Undersecretary of defense for personnel and readiness
Obama nominated Erin Conaton to serve as undersecretary of defense for personnel and readiness. Conaton has served as the undersecretary of the Air Force since 2010. She previously served on the House Armed Services Committee for nearly 10 years, rising to the position of staff director.
Former DoD personnel chief Clifford Stanley stepped down from that post in late October, amid an investigation into complaints that he wasted money and was abusive to staff. Stanley’s deputy, Jo Ann Rooney, has been leading the office on an interim basis since he resigned.
Undersecretary of defense for acquisition, technology and logistics
Obama nominated Frank Kendall to be undersecretary of defense for acquisition, technology and logistics. Kendall has been serving as the office’s acting undersecretary since Ashton Carter vacated the post to become deputy defense secretary.
Kendall previously served as Carter’s principal deputy, a position Obama appointed him to in March 2010. Before returning to DoD, Kendall was a managing partner at Renaissance Strategic Advisors, a defense consultancy, and the vice president for engineering at Raytheon. He held a number of positions at the Pentagon throughout the 1980s and 1990s.

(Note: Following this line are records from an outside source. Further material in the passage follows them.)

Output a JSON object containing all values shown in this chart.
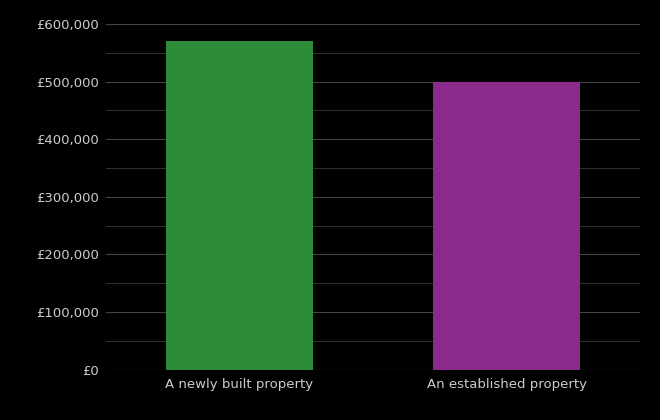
{
  "categories": [
    "A newly built property",
    "An established property"
  ],
  "values": [
    571000,
    500000
  ],
  "bar_colors": [
    "#2e8b3a",
    "#8b2a8b"
  ],
  "background_color": "#000000",
  "text_color": "#cccccc",
  "grid_color": "#444444",
  "ylim": [
    0,
    620000
  ],
  "ytick_major_step": 100000,
  "ytick_minor_step": 50000,
  "bar_width": 0.55,
  "figsize": [
    6.6,
    4.2
  ],
  "dpi": 100
}
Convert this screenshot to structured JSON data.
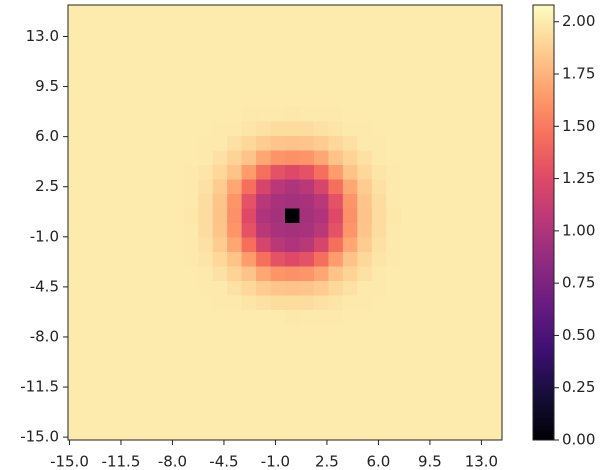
{
  "chart_data": {
    "type": "heatmap",
    "colormap": "magma",
    "xlim": [
      -15.1,
      14.4
    ],
    "ylim": [
      -15.2,
      15.2
    ],
    "clim": [
      0,
      2.08
    ],
    "xticks": [
      {
        "value": -15,
        "label": "-15.0"
      },
      {
        "value": -11.5,
        "label": "-11.5"
      },
      {
        "value": -8,
        "label": "-8.0"
      },
      {
        "value": -4.5,
        "label": "-4.5"
      },
      {
        "value": -1,
        "label": "-1.0"
      },
      {
        "value": 2.5,
        "label": "2.5"
      },
      {
        "value": 6,
        "label": "6.0"
      },
      {
        "value": 9.5,
        "label": "9.5"
      },
      {
        "value": 13,
        "label": "13.0"
      }
    ],
    "yticks": [
      {
        "value": -15,
        "label": "-15.0"
      },
      {
        "value": -11.5,
        "label": "-11.5"
      },
      {
        "value": -8,
        "label": "-8.0"
      },
      {
        "value": -4.5,
        "label": "-4.5"
      },
      {
        "value": -1,
        "label": "-1.0"
      },
      {
        "value": 2.5,
        "label": "2.5"
      },
      {
        "value": 6,
        "label": "6.0"
      },
      {
        "value": 9.5,
        "label": "9.5"
      },
      {
        "value": 13,
        "label": "13.0"
      }
    ],
    "cticks": [
      {
        "value": 0,
        "label": "0.00"
      },
      {
        "value": 0.25,
        "label": "0.25"
      },
      {
        "value": 0.5,
        "label": "0.50"
      },
      {
        "value": 0.75,
        "label": "0.75"
      },
      {
        "value": 1,
        "label": "1.00"
      },
      {
        "value": 1.25,
        "label": "1.25"
      },
      {
        "value": 1.5,
        "label": "1.50"
      },
      {
        "value": 1.75,
        "label": "1.75"
      },
      {
        "value": 2,
        "label": "2.00"
      }
    ],
    "z": [
      [
        2,
        2,
        2,
        2,
        2,
        2,
        2,
        2,
        2,
        2,
        2,
        2,
        2,
        2,
        2,
        2,
        2,
        2,
        2,
        2,
        2,
        2,
        2,
        2,
        2,
        2,
        2,
        2,
        2,
        2
      ],
      [
        2,
        2,
        2,
        2,
        2,
        2,
        2,
        2,
        2,
        2,
        2,
        2,
        2,
        2,
        2,
        2,
        2,
        2,
        2,
        2,
        2,
        2,
        2,
        2,
        2,
        2,
        2,
        2,
        2,
        2
      ],
      [
        2,
        2,
        2,
        2,
        2,
        2,
        2,
        2,
        2,
        2,
        2,
        2,
        2,
        2,
        2,
        2,
        2,
        2,
        2,
        2,
        2,
        2,
        2,
        2,
        2,
        2,
        2,
        2,
        2,
        2
      ],
      [
        2,
        2,
        2,
        2,
        2,
        2,
        2,
        2,
        2,
        2,
        2,
        2,
        2,
        2,
        2,
        2,
        2,
        2,
        2,
        2,
        2,
        2,
        2,
        2,
        2,
        2,
        2,
        2,
        2,
        2
      ],
      [
        2,
        2,
        2,
        2,
        2,
        2,
        2,
        2,
        2,
        2,
        2,
        2,
        2,
        2,
        2,
        2,
        2,
        2,
        2,
        2,
        2,
        2,
        2,
        2,
        2,
        2,
        2,
        2,
        2,
        2
      ],
      [
        2,
        2,
        2,
        2,
        2,
        2,
        2,
        2,
        2,
        2,
        2,
        2,
        2,
        2,
        2,
        2,
        2,
        2,
        2,
        2,
        2,
        2,
        2,
        2,
        2,
        2,
        2,
        2,
        2,
        2
      ],
      [
        2,
        2,
        2,
        2,
        2,
        2,
        2,
        2,
        2,
        2,
        2,
        2,
        2,
        2,
        2,
        2,
        2,
        2,
        2,
        2,
        2,
        2,
        2,
        2,
        2,
        2,
        2,
        2,
        2,
        2
      ],
      [
        2,
        2,
        2,
        2,
        2,
        2,
        2,
        2,
        2,
        2,
        2,
        2,
        2,
        2,
        2,
        2,
        2,
        2,
        2,
        2,
        2,
        2,
        2,
        2,
        2,
        2,
        2,
        2,
        2,
        2
      ],
      [
        2,
        2,
        2,
        2,
        2,
        2,
        2,
        2,
        2,
        2,
        2,
        2,
        2,
        2,
        2,
        1.98,
        1.99,
        1.99,
        1.99,
        2,
        2,
        2,
        2,
        2,
        2,
        2,
        2,
        2,
        2,
        2
      ],
      [
        2,
        2,
        2,
        2,
        2,
        2,
        2,
        2,
        2,
        2,
        1.99,
        1.99,
        1.97,
        1.95,
        1.93,
        1.93,
        1.93,
        1.95,
        1.97,
        1.99,
        1.99,
        2,
        2,
        2,
        2,
        2,
        2,
        2,
        2,
        2
      ],
      [
        2,
        2,
        2,
        2,
        2,
        2,
        2,
        2,
        2,
        1.99,
        1.99,
        1.95,
        1.91,
        1.86,
        1.83,
        1.82,
        1.83,
        1.86,
        1.91,
        1.95,
        1.99,
        1.99,
        2,
        2,
        2,
        2,
        2,
        2,
        2,
        2
      ],
      [
        2,
        2,
        2,
        2,
        2,
        2,
        2,
        2,
        2,
        1.99,
        1.95,
        1.89,
        1.82,
        1.7,
        1.62,
        1.6,
        1.62,
        1.7,
        1.82,
        1.89,
        1.95,
        1.99,
        2,
        2,
        2,
        2,
        2,
        2,
        2,
        2
      ],
      [
        2,
        2,
        2,
        2,
        2,
        2,
        2,
        2,
        1.99,
        1.97,
        1.91,
        1.82,
        1.65,
        1.45,
        1.3,
        1.25,
        1.3,
        1.45,
        1.65,
        1.82,
        1.91,
        1.97,
        1.99,
        2,
        2,
        2,
        2,
        2,
        2,
        2
      ],
      [
        2,
        2,
        2,
        2,
        2,
        2,
        2,
        2,
        1.99,
        1.95,
        1.86,
        1.7,
        1.45,
        1.2,
        1.05,
        1,
        1.05,
        1.2,
        1.45,
        1.7,
        1.86,
        1.95,
        1.99,
        2,
        2,
        2,
        2,
        2,
        2,
        2
      ],
      [
        2,
        2,
        2,
        2,
        2,
        2,
        2,
        2,
        1.99,
        1.93,
        1.83,
        1.62,
        1.3,
        1.05,
        0.97,
        0.95,
        0.97,
        1.05,
        1.3,
        1.62,
        1.83,
        1.93,
        1.99,
        2,
        2,
        2,
        2,
        2,
        2,
        2
      ],
      [
        2,
        2,
        2,
        2,
        2,
        2,
        2,
        2,
        1.98,
        1.93,
        1.82,
        1.6,
        1.25,
        1,
        0.95,
        0,
        0.95,
        1,
        1.25,
        1.6,
        1.82,
        1.93,
        1.98,
        2,
        2,
        2,
        2,
        2,
        2,
        2
      ],
      [
        2,
        2,
        2,
        2,
        2,
        2,
        2,
        2,
        1.99,
        1.93,
        1.83,
        1.62,
        1.3,
        1.05,
        0.97,
        0.95,
        0.97,
        1.05,
        1.3,
        1.62,
        1.83,
        1.93,
        1.99,
        2,
        2,
        2,
        2,
        2,
        2,
        2
      ],
      [
        2,
        2,
        2,
        2,
        2,
        2,
        2,
        2,
        1.99,
        1.95,
        1.86,
        1.7,
        1.45,
        1.2,
        1.05,
        1,
        1.05,
        1.2,
        1.45,
        1.7,
        1.86,
        1.95,
        1.99,
        2,
        2,
        2,
        2,
        2,
        2,
        2
      ],
      [
        2,
        2,
        2,
        2,
        2,
        2,
        2,
        2,
        1.99,
        1.97,
        1.91,
        1.82,
        1.65,
        1.45,
        1.3,
        1.25,
        1.3,
        1.45,
        1.65,
        1.82,
        1.91,
        1.97,
        1.99,
        2,
        2,
        2,
        2,
        2,
        2,
        2
      ],
      [
        2,
        2,
        2,
        2,
        2,
        2,
        2,
        2,
        2,
        1.99,
        1.95,
        1.89,
        1.82,
        1.7,
        1.62,
        1.6,
        1.62,
        1.7,
        1.82,
        1.89,
        1.95,
        1.99,
        2,
        2,
        2,
        2,
        2,
        2,
        2,
        2
      ],
      [
        2,
        2,
        2,
        2,
        2,
        2,
        2,
        2,
        2,
        1.99,
        1.99,
        1.95,
        1.91,
        1.86,
        1.83,
        1.82,
        1.83,
        1.86,
        1.91,
        1.95,
        1.99,
        1.99,
        2,
        2,
        2,
        2,
        2,
        2,
        2,
        2
      ],
      [
        2,
        2,
        2,
        2,
        2,
        2,
        2,
        2,
        2,
        2,
        1.99,
        1.99,
        1.97,
        1.95,
        1.93,
        1.93,
        1.93,
        1.95,
        1.97,
        1.99,
        1.99,
        2,
        2,
        2,
        2,
        2,
        2,
        2,
        2,
        2
      ],
      [
        2,
        2,
        2,
        2,
        2,
        2,
        2,
        2,
        2,
        2,
        2,
        2,
        1.99,
        1.99,
        1.99,
        1.98,
        1.99,
        1.99,
        1.99,
        2,
        2,
        2,
        2,
        2,
        2,
        2,
        2,
        2,
        2,
        2
      ],
      [
        2,
        2,
        2,
        2,
        2,
        2,
        2,
        2,
        2,
        2,
        2,
        2,
        2,
        2,
        2,
        2,
        2,
        2,
        2,
        2,
        2,
        2,
        2,
        2,
        2,
        2,
        2,
        2,
        2,
        2
      ],
      [
        2,
        2,
        2,
        2,
        2,
        2,
        2,
        2,
        2,
        2,
        2,
        2,
        2,
        2,
        2,
        2,
        2,
        2,
        2,
        2,
        2,
        2,
        2,
        2,
        2,
        2,
        2,
        2,
        2,
        2
      ],
      [
        2,
        2,
        2,
        2,
        2,
        2,
        2,
        2,
        2,
        2,
        2,
        2,
        2,
        2,
        2,
        2,
        2,
        2,
        2,
        2,
        2,
        2,
        2,
        2,
        2,
        2,
        2,
        2,
        2,
        2
      ],
      [
        2,
        2,
        2,
        2,
        2,
        2,
        2,
        2,
        2,
        2,
        2,
        2,
        2,
        2,
        2,
        2,
        2,
        2,
        2,
        2,
        2,
        2,
        2,
        2,
        2,
        2,
        2,
        2,
        2,
        2
      ],
      [
        2,
        2,
        2,
        2,
        2,
        2,
        2,
        2,
        2,
        2,
        2,
        2,
        2,
        2,
        2,
        2,
        2,
        2,
        2,
        2,
        2,
        2,
        2,
        2,
        2,
        2,
        2,
        2,
        2,
        2
      ],
      [
        2,
        2,
        2,
        2,
        2,
        2,
        2,
        2,
        2,
        2,
        2,
        2,
        2,
        2,
        2,
        2,
        2,
        2,
        2,
        2,
        2,
        2,
        2,
        2,
        2,
        2,
        2,
        2,
        2,
        2
      ],
      [
        2,
        2,
        2,
        2,
        2,
        2,
        2,
        2,
        2,
        2,
        2,
        2,
        2,
        2,
        2,
        2,
        2,
        2,
        2,
        2,
        2,
        2,
        2,
        2,
        2,
        2,
        2,
        2,
        2,
        2
      ]
    ]
  }
}
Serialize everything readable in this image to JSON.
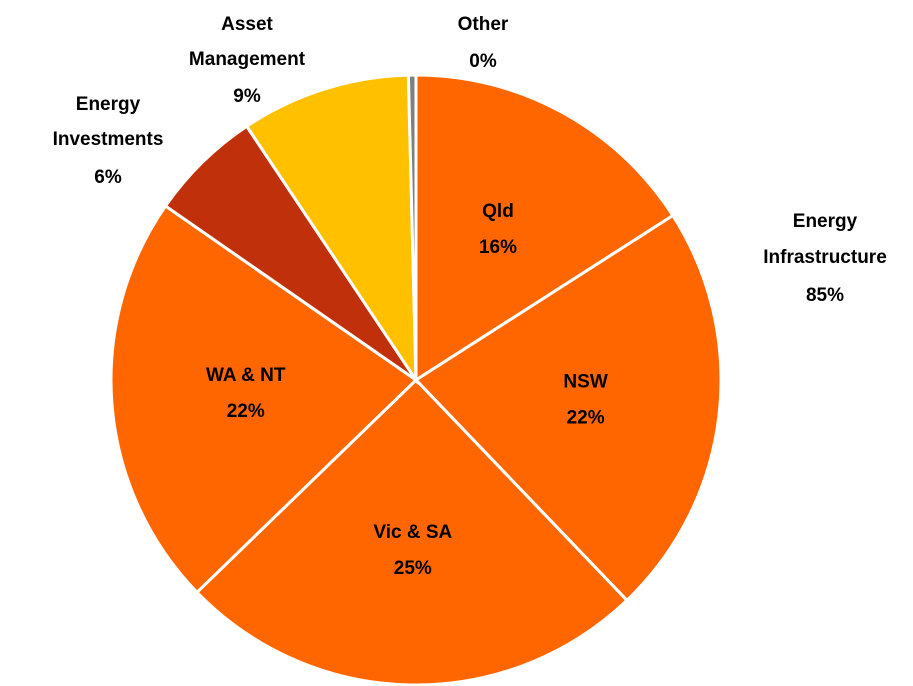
{
  "chart_data": {
    "type": "pie",
    "categories": [
      "Qld",
      "NSW",
      "Vic & SA",
      "WA & NT",
      "Energy Investments",
      "Asset Management",
      "Other"
    ],
    "values": [
      16,
      22,
      25,
      22,
      6,
      9,
      0.4
    ],
    "value_labels": [
      "16%",
      "22%",
      "25%",
      "22%",
      "6%",
      "9%",
      "0%"
    ],
    "colors": [
      "#ff6600",
      "#ff6600",
      "#ff6600",
      "#ff6600",
      "#c0300a",
      "#ffc000",
      "#808080"
    ],
    "start_angle": 0,
    "direction": "clockwise",
    "annotations": [
      {
        "text": "Energy Infrastructure",
        "label": "85%"
      }
    ]
  }
}
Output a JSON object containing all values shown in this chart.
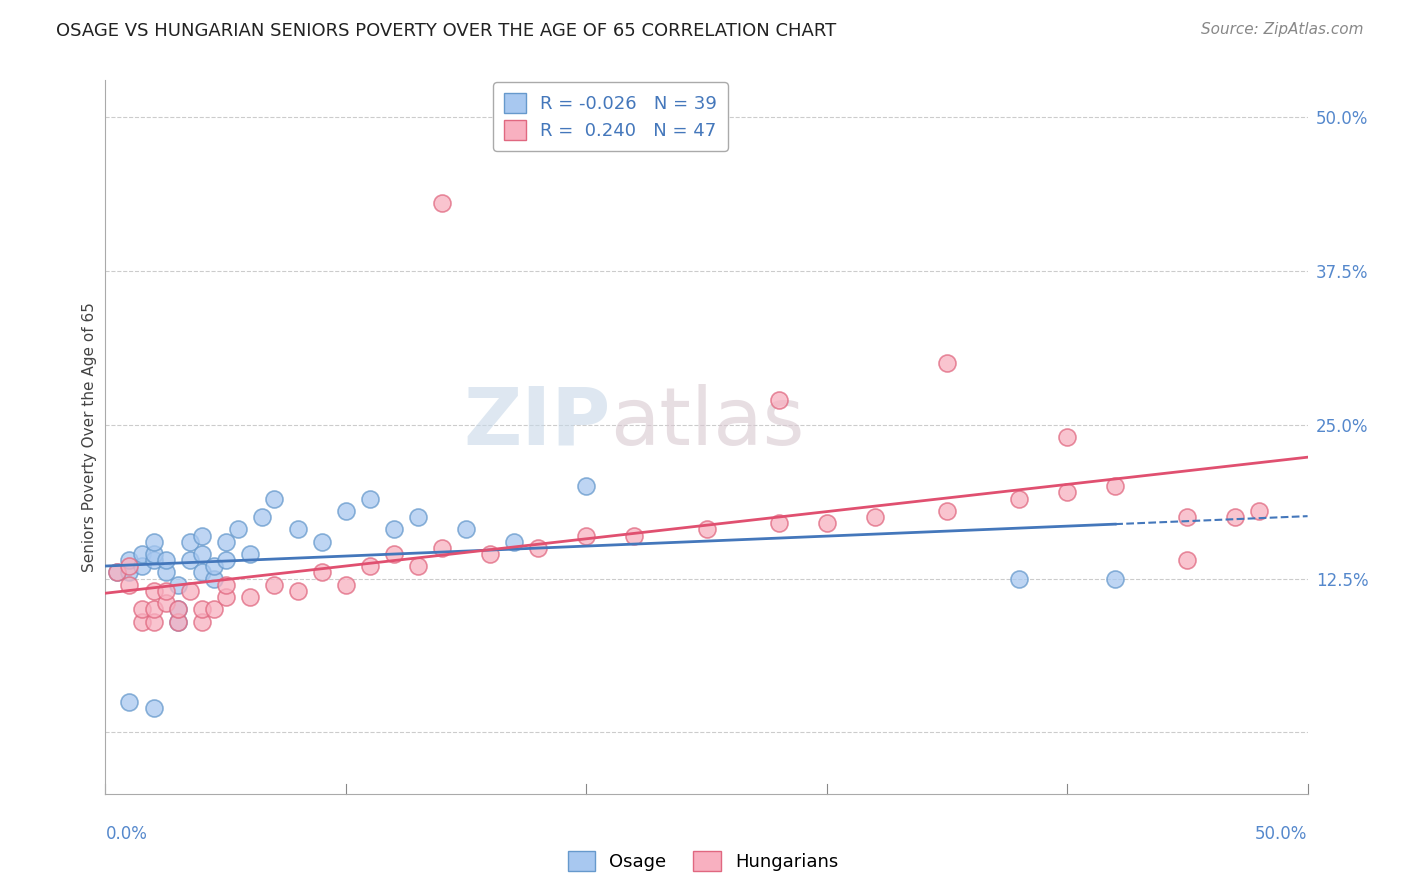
{
  "title": "OSAGE VS HUNGARIAN SENIORS POVERTY OVER THE AGE OF 65 CORRELATION CHART",
  "source": "Source: ZipAtlas.com",
  "ylabel": "Seniors Poverty Over the Age of 65",
  "yticks": [
    0.0,
    0.125,
    0.25,
    0.375,
    0.5
  ],
  "ytick_labels": [
    "",
    "12.5%",
    "25.0%",
    "37.5%",
    "50.0%"
  ],
  "xlim": [
    0.0,
    0.5
  ],
  "ylim": [
    -0.05,
    0.53
  ],
  "legend_label_osage": "Osage",
  "legend_label_hungarians": "Hungarians",
  "watermark_zip": "ZIP",
  "watermark_atlas": "atlas",
  "osage_color": "#a8c8f0",
  "osage_edge": "#6699cc",
  "hungarians_color": "#f8b0c0",
  "hungarians_edge": "#e06880",
  "trend_osage_color": "#4477bb",
  "trend_hungarians_color": "#e05070",
  "osage_x": [
    0.005,
    0.01,
    0.01,
    0.015,
    0.015,
    0.02,
    0.02,
    0.02,
    0.025,
    0.025,
    0.03,
    0.03,
    0.03,
    0.035,
    0.035,
    0.04,
    0.04,
    0.04,
    0.045,
    0.045,
    0.05,
    0.05,
    0.055,
    0.06,
    0.065,
    0.07,
    0.08,
    0.09,
    0.1,
    0.11,
    0.12,
    0.13,
    0.15,
    0.17,
    0.2,
    0.38,
    0.42,
    0.01,
    0.02
  ],
  "osage_y": [
    0.13,
    0.13,
    0.14,
    0.135,
    0.145,
    0.14,
    0.145,
    0.155,
    0.13,
    0.14,
    0.09,
    0.1,
    0.12,
    0.14,
    0.155,
    0.13,
    0.145,
    0.16,
    0.125,
    0.135,
    0.14,
    0.155,
    0.165,
    0.145,
    0.175,
    0.19,
    0.165,
    0.155,
    0.18,
    0.19,
    0.165,
    0.175,
    0.165,
    0.155,
    0.2,
    0.125,
    0.125,
    0.025,
    0.02
  ],
  "hungarians_x": [
    0.005,
    0.01,
    0.01,
    0.015,
    0.015,
    0.02,
    0.02,
    0.02,
    0.025,
    0.025,
    0.03,
    0.03,
    0.035,
    0.04,
    0.04,
    0.045,
    0.05,
    0.05,
    0.06,
    0.07,
    0.08,
    0.09,
    0.1,
    0.11,
    0.12,
    0.13,
    0.14,
    0.16,
    0.18,
    0.2,
    0.22,
    0.25,
    0.28,
    0.3,
    0.32,
    0.35,
    0.38,
    0.4,
    0.42,
    0.45,
    0.47,
    0.48,
    0.14,
    0.28,
    0.35,
    0.4,
    0.45
  ],
  "hungarians_y": [
    0.13,
    0.12,
    0.135,
    0.09,
    0.1,
    0.09,
    0.1,
    0.115,
    0.105,
    0.115,
    0.09,
    0.1,
    0.115,
    0.09,
    0.1,
    0.1,
    0.11,
    0.12,
    0.11,
    0.12,
    0.115,
    0.13,
    0.12,
    0.135,
    0.145,
    0.135,
    0.15,
    0.145,
    0.15,
    0.16,
    0.16,
    0.165,
    0.17,
    0.17,
    0.175,
    0.18,
    0.19,
    0.195,
    0.2,
    0.175,
    0.175,
    0.18,
    0.43,
    0.27,
    0.3,
    0.24,
    0.14
  ],
  "title_fontsize": 13,
  "axis_label_fontsize": 11,
  "tick_fontsize": 12,
  "source_fontsize": 11,
  "legend_r_osage": "R = -0.026",
  "legend_n_osage": "N = 39",
  "legend_r_hung": "R =  0.240",
  "legend_n_hung": "N = 47"
}
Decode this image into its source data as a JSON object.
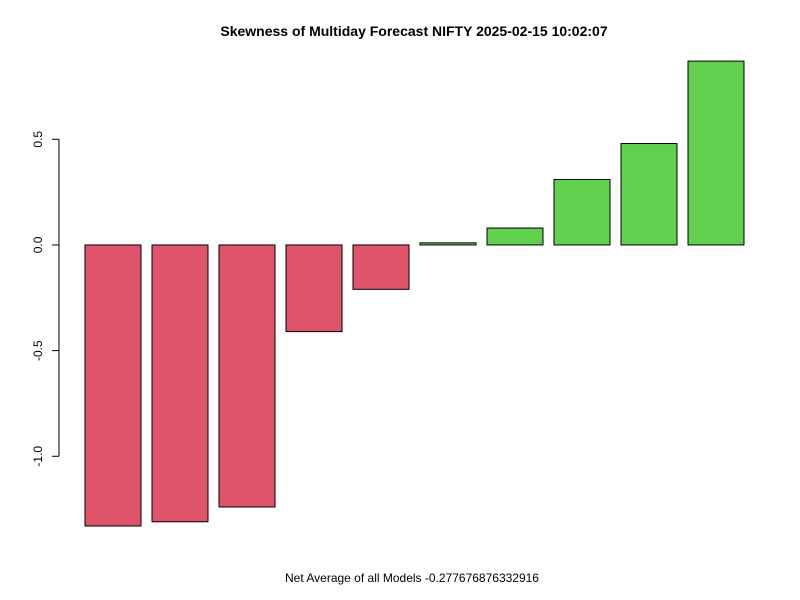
{
  "chart_data": {
    "type": "bar",
    "title": "Skewness of Multiday Forecast NIFTY 2025-02-15 10:02:07",
    "xlabel": "Net Average of all Models  -0.277676876332916",
    "ylabel": "",
    "ylim": [
      -1.33,
      0.88
    ],
    "yticks": [
      -1.0,
      -0.5,
      0.0,
      0.5
    ],
    "ytick_labels": [
      "-1.0",
      "-0.5",
      "0.0",
      "0.5"
    ],
    "grid": false,
    "legend": "none",
    "values": [
      -1.33,
      -1.31,
      -1.24,
      -0.41,
      -0.21,
      0.01,
      0.08,
      0.31,
      0.48,
      0.87
    ],
    "colors": {
      "negative": "#DF536B",
      "positive": "#61D04F",
      "outline": "#000000"
    }
  }
}
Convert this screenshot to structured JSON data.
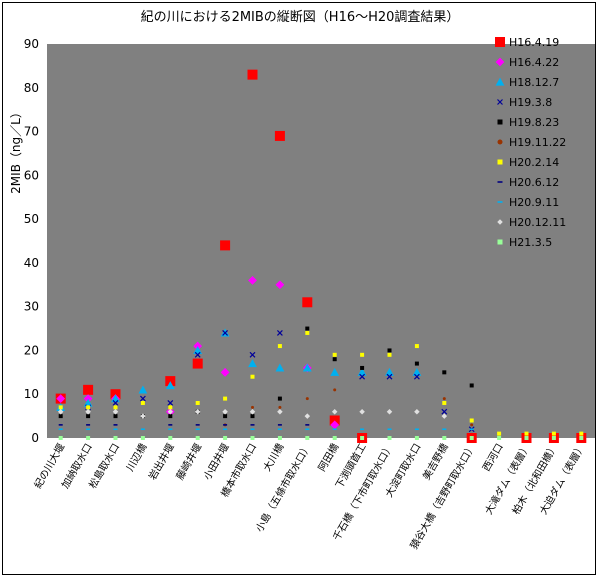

James Miller, the principal deputy undersecretary of defense for policy, has been nominated to step up to the undersecretary position, now held by Michele Flournoy, DoD’s first female policy chief. Late last year, she announced she planned to step down next month.
Miller, who has served as Flournoy’s deputy since 2009. Prior to his current role, he was the senior vice president and director of studies at the defense think tank, the Center for a New American Security. He also served a stint as deputy assistant defense secretary for requirements, plans and counterproliferation policy in the latter half of the Clinton administration.
Overall, Obama announced 13 nominations Monday evening. The president’s picks must be confirmed by the Senate.